Francisco Mateo (15 May 1917 – 21 July 1979) was a Spanish-French football defender who played as a professional for Valencia, Bordeaux and Strasbourg. He also was a coach and manager for RC Strasbourg.

==Bio==
Mateo was born in Algeciras. He started his career as a promising youngster playing for a Spanish club in Tétouan, Morocco and quickly attracted the attention of the biggest clubs in the Spanish mainland, joining Sevilla FC and then FC Barcelona before the outbreak of the Spanish Civil War. Mateo chose the Republican side, spending most of the war in Valencia. Towards the end of the conflict, he was imprisoned due to his political leanings but was released on the insistence of the Girondins de Bordeaux and was therefore able to emigrate to France shortly before the outbreak of World War II.
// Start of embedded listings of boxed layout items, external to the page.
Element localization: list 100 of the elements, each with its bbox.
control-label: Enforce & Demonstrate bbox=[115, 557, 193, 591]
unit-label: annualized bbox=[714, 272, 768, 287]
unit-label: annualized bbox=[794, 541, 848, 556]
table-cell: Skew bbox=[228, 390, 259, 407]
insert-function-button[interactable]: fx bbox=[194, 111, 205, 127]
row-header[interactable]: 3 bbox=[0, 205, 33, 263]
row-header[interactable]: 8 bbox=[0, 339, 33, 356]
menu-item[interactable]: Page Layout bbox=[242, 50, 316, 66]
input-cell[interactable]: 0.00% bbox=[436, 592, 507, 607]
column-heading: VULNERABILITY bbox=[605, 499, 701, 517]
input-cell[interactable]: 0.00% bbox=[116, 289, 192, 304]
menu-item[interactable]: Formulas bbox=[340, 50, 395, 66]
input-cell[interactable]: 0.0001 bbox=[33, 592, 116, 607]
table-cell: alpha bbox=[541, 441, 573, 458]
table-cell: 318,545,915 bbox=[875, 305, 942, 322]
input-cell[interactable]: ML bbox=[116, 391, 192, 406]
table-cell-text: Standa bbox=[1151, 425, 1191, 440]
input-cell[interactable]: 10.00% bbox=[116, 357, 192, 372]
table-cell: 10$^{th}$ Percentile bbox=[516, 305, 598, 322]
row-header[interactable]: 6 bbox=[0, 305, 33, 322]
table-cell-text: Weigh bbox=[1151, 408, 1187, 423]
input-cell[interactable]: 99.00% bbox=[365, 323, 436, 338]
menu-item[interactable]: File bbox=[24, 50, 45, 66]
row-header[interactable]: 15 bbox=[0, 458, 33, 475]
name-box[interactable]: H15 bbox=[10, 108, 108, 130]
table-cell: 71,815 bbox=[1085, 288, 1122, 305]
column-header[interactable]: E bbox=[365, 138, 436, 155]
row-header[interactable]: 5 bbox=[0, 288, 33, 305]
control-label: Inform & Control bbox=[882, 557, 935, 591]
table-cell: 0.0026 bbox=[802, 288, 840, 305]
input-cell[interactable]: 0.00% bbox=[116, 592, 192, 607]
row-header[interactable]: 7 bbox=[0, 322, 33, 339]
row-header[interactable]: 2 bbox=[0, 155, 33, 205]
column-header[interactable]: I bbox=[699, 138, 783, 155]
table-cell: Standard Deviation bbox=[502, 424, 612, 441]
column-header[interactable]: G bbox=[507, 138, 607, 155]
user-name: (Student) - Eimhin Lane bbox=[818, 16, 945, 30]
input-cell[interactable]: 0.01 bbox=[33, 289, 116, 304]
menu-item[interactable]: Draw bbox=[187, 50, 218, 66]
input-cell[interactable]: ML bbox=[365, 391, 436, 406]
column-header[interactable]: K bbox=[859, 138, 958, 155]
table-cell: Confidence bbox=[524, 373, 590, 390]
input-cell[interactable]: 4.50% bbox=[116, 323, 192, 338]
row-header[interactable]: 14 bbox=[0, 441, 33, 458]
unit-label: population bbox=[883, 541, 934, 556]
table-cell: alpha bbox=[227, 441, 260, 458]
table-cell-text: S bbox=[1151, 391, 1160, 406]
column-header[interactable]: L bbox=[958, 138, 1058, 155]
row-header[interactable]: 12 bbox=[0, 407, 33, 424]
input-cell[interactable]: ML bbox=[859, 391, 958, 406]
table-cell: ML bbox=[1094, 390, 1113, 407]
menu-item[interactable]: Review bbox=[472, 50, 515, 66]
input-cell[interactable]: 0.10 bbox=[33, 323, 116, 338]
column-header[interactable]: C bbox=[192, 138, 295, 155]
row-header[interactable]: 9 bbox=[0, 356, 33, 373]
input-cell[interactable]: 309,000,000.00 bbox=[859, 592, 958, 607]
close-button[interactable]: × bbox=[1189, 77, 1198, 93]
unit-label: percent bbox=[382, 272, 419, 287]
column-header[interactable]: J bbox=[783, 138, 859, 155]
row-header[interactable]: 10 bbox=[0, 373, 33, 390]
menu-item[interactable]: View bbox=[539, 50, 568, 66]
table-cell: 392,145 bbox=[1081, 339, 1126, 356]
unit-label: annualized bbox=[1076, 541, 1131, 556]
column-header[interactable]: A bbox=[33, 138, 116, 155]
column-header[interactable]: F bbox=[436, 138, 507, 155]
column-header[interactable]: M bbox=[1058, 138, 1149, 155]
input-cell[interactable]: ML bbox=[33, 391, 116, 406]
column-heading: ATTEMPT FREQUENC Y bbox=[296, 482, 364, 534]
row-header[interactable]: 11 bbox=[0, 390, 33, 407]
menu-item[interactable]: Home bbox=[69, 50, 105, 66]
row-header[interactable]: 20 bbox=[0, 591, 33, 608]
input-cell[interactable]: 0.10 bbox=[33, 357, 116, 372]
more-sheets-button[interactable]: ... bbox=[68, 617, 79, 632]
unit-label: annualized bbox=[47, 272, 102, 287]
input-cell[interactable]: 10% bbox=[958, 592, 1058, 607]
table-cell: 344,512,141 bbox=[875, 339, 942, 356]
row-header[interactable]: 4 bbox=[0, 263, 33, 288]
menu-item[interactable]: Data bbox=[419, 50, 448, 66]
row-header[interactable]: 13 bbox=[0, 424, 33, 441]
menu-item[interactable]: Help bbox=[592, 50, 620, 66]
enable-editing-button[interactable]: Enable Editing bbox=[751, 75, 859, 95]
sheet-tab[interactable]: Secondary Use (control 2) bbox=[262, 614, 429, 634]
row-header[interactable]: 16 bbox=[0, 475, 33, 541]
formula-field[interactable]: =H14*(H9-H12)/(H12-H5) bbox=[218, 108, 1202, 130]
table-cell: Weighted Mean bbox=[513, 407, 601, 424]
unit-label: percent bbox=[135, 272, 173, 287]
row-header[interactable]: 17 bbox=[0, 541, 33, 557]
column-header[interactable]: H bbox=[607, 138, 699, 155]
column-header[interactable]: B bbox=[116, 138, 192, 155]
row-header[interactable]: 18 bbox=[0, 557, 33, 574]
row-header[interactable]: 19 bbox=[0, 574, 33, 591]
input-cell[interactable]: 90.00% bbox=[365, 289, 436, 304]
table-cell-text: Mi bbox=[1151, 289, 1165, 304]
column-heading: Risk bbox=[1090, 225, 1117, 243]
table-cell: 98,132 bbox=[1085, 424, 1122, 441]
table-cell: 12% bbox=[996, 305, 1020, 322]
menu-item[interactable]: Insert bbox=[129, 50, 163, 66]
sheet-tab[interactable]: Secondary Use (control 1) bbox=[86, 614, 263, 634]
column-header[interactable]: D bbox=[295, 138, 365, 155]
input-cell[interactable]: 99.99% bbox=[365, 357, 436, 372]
In Bordeaux, Mateo played for the Girondins in a local league as the French Championship had been disbanded due to the war. He also met his wife, an Alsatian who had been evacuated to south-west France in 1939. When the war was terminated, he accompanied his wife back to Alsace and quickly joined RC Strasbourg where he played until the end of the decade, reaching the final of the cup in 1947.

After the end of his playing career, Mateo continued as a youth coach for RC Strasbourg where he taught the likes of Gilbert Gress, Gérard Hausser, Albert Gemmrich or Léonard Specht. He was responsible for the first team between October 1970 and June 1971 but was not able to save Strasbourg from relegation. He died in 1979, shortly after Strasbourg's first and only championship crown.